I am finding that this fails with a "multiple connections not supported" error if the browser issues two simultaneous requests to routes using this attribute. It seems like this might be due to what is mentioned in this answer. My guess is that ServiceLocator resolves from the root scope rather than the web request scope and the two request are conflicting (either request in isolation works fine).

This seems confirmed by that when I change to InstancePerRequest() I get this from any invocation of the attribute.

 Autofac.Core.DependencyResolutionException No scope with a Tag matching 'AutofacWebRequest' is visible from the scope in which the instance was requested. This generally indicates that a component registered as per-HTTP request is
 being requested by a SingleInstance() component (or a similar scenario.) Under the web integration always request dependencies from the DependencyResolver.Current or ILifetimeScopeProvider.RequestLifetime, never from the container  itself.

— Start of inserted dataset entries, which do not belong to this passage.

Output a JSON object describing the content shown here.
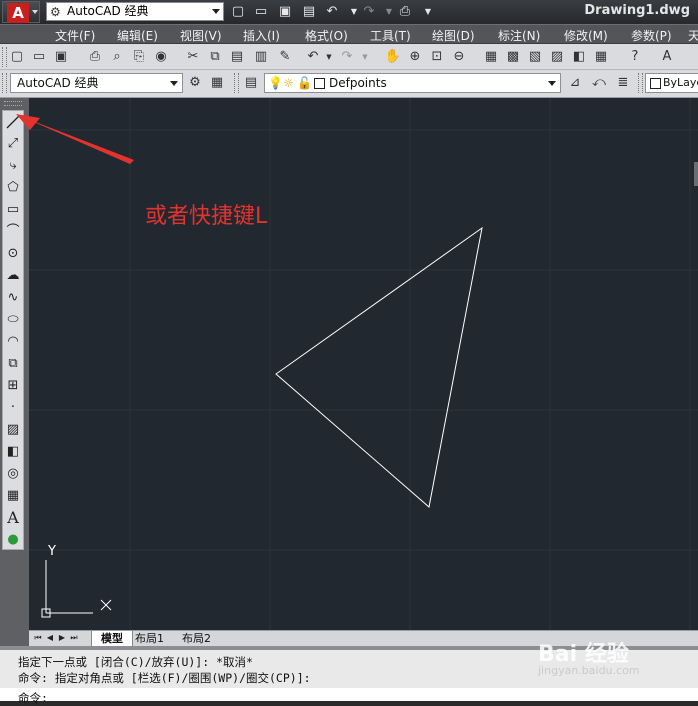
{
  "titlebar": {
    "workspace": "AutoCAD 经典",
    "document_title": "Drawing1.dwg",
    "quick_access": [
      "new-icon",
      "open-icon",
      "save-icon",
      "saveas-icon",
      "undo-icon",
      "redo-icon",
      "plot-icon",
      "customize-icon"
    ]
  },
  "menu": {
    "items": [
      {
        "label": "文件(F)"
      },
      {
        "label": "编辑(E)"
      },
      {
        "label": "视图(V)"
      },
      {
        "label": "插入(I)"
      },
      {
        "label": "格式(O)"
      },
      {
        "label": "工具(T)"
      },
      {
        "label": "绘图(D)"
      },
      {
        "label": "标注(N)"
      },
      {
        "label": "修改(M)"
      },
      {
        "label": "参数(P)"
      },
      {
        "label": "天"
      }
    ]
  },
  "toolbar2": {
    "workspace_select": "AutoCAD 经典",
    "layer_select": "Defpoints",
    "color_select": "ByLaye"
  },
  "draw_tools": [
    "line-icon",
    "construction-line-icon",
    "polyline-icon",
    "polygon-icon",
    "rectangle-icon",
    "arc-icon",
    "circle-icon",
    "revision-cloud-icon",
    "spline-icon",
    "ellipse-icon",
    "ellipse-arc-icon",
    "insert-block-icon",
    "make-block-icon",
    "point-icon",
    "hatch-icon",
    "gradient-icon",
    "region-icon",
    "table-icon",
    "mtext-icon",
    "add-selected-icon"
  ],
  "draw_text_tool": "A",
  "canvas": {
    "annotation": "或者快捷键L",
    "ucs_y": "Y",
    "ucs_x": "X",
    "colors": {
      "background": "#212830",
      "geometry": "#ffffff",
      "annotation": "#e4332f"
    }
  },
  "layout_tabs": [
    {
      "label": "模型",
      "active": true
    },
    {
      "label": "布局1",
      "active": false
    },
    {
      "label": "布局2",
      "active": false
    }
  ],
  "command": {
    "history": [
      "指定下一点或 [闭合(C)/放弃(U)]: *取消*",
      "命令: 指定对角点或 [栏选(F)/圈围(WP)/圈交(CP)]:"
    ],
    "prompt": "命令:"
  },
  "watermark": {
    "brand": "Bai 经验",
    "url": "jingyan.baidu.com"
  }
}
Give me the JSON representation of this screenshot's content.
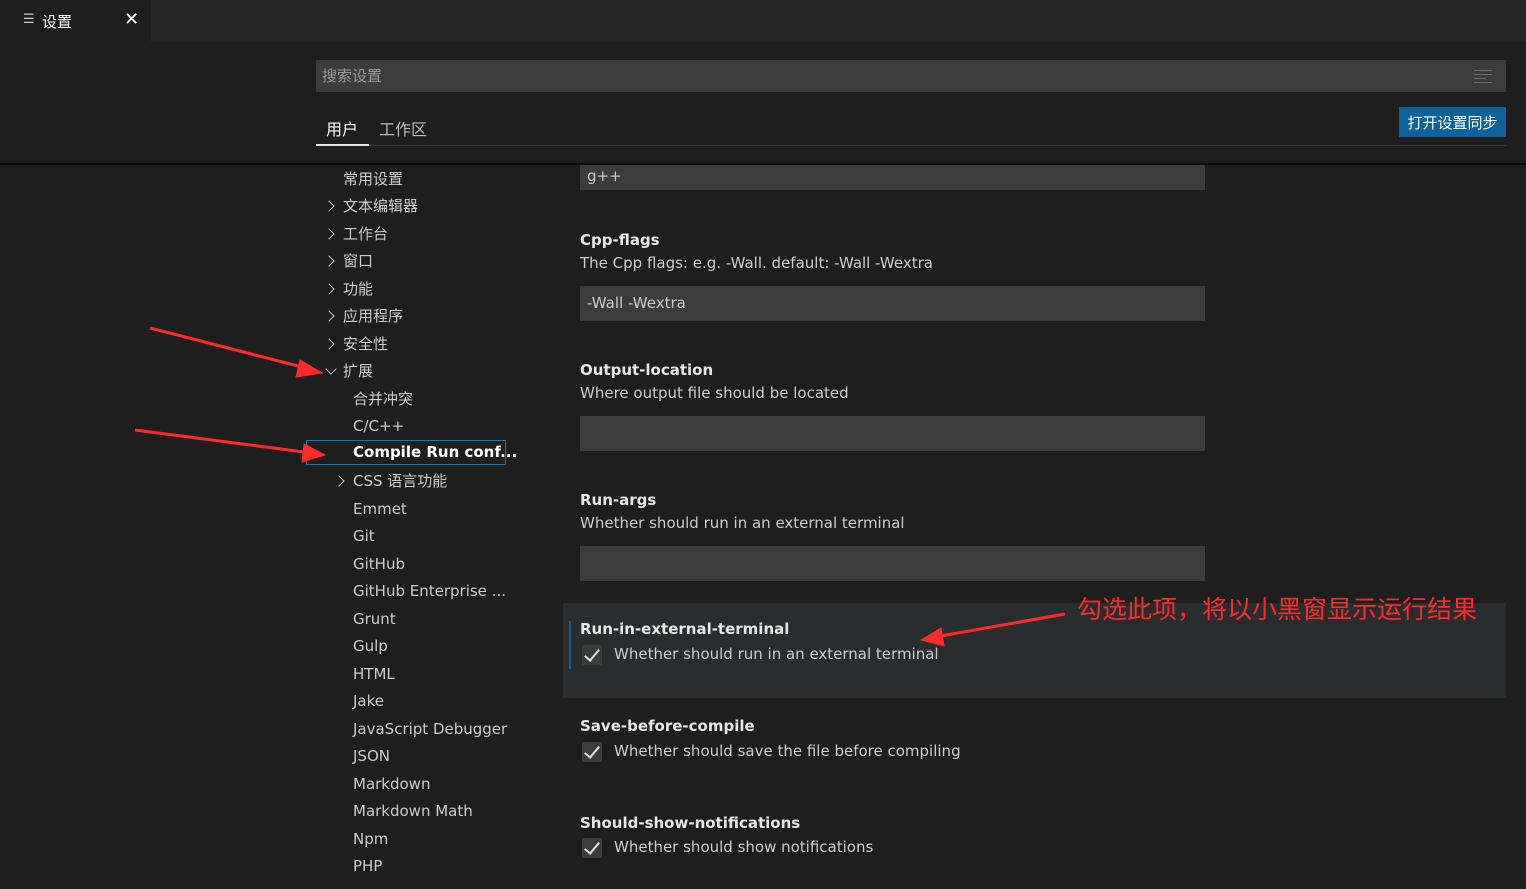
{
  "tab": {
    "icon": "settings-list-icon",
    "title": "设置",
    "close": "✕"
  },
  "search": {
    "placeholder": "搜索设置",
    "value": ""
  },
  "scope_tabs": {
    "user": "用户",
    "workspace": "工作区"
  },
  "sync_button": "打开设置同步",
  "toc": {
    "common": "常用设置",
    "text_editor": "文本编辑器",
    "workbench": "工作台",
    "window": "窗口",
    "features": "功能",
    "application": "应用程序",
    "security": "安全性",
    "extensions": "扩展",
    "merge_conflict": "合并冲突",
    "cpp": "C/C++",
    "compile_run": "Compile Run conf...",
    "css": "CSS 语言功能",
    "emmet": "Emmet",
    "git": "Git",
    "github": "GitHub",
    "github_enterprise": "GitHub Enterprise ...",
    "grunt": "Grunt",
    "gulp": "Gulp",
    "html": "HTML",
    "jake": "Jake",
    "js_debugger": "JavaScript Debugger",
    "json": "JSON",
    "markdown": "Markdown",
    "markdown_math": "Markdown Math",
    "npm": "Npm",
    "php": "PHP"
  },
  "settings": {
    "compiler_value": "g++",
    "cpp_flags": {
      "title": "Cpp-flags",
      "desc": "The Cpp flags: e.g. -Wall. default: -Wall -Wextra",
      "value": "-Wall -Wextra"
    },
    "output_location": {
      "title": "Output-location",
      "desc": "Where output file should be located",
      "value": ""
    },
    "run_args": {
      "title": "Run-args",
      "desc": "Whether should run in an external terminal",
      "value": ""
    },
    "run_in_external_terminal": {
      "title": "Run-in-external-terminal",
      "desc": "Whether should run in an external terminal",
      "checked": true
    },
    "save_before_compile": {
      "title": "Save-before-compile",
      "desc": "Whether should save the file before compiling",
      "checked": true
    },
    "should_show_notifications": {
      "title": "Should-show-notifications",
      "desc": "Whether should show notifications",
      "checked": true
    }
  },
  "annotation": {
    "text": "勾选此项，将以小黑窗显示运行结果",
    "color": "#ff2b2b"
  },
  "colors": {
    "accent": "#0e639c",
    "focus_border": "#007fd4",
    "background": "#1e1e1e"
  }
}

So it seems like maybe ServiceLocator is simply not the way to go.

How do I resolve the request-scoped SiteContext from inside the attribute (using a service-locator pattern)?


Solution

  • Your issue derives from the fact that you are trying to put behavior inside of an Attribute. Attributes are for defining meta-data on code elements and assemblies, not for behavior.

    Microsoft's marketing of Action Filter Attributes has led people implementing DI down the wrong path by putting both the Filter and the Attribute into the same class. As described in the post passive attributes, the solution is to break apart filter attributes into 2 classes:

    1. An attribute that contains no behavior to mark code elements with meta-data.
    2. A globally-registered filter that scans for the attribute and executes the desired behavior if present.

    See the following for more examples:

    Another option is to use IFilterProvider to resolve the filters as in IFilterProvider and separation of concerns.

    Once you get your head around the fact that Attributes should not be doing anything themselves, using them with DI is rather straightforward.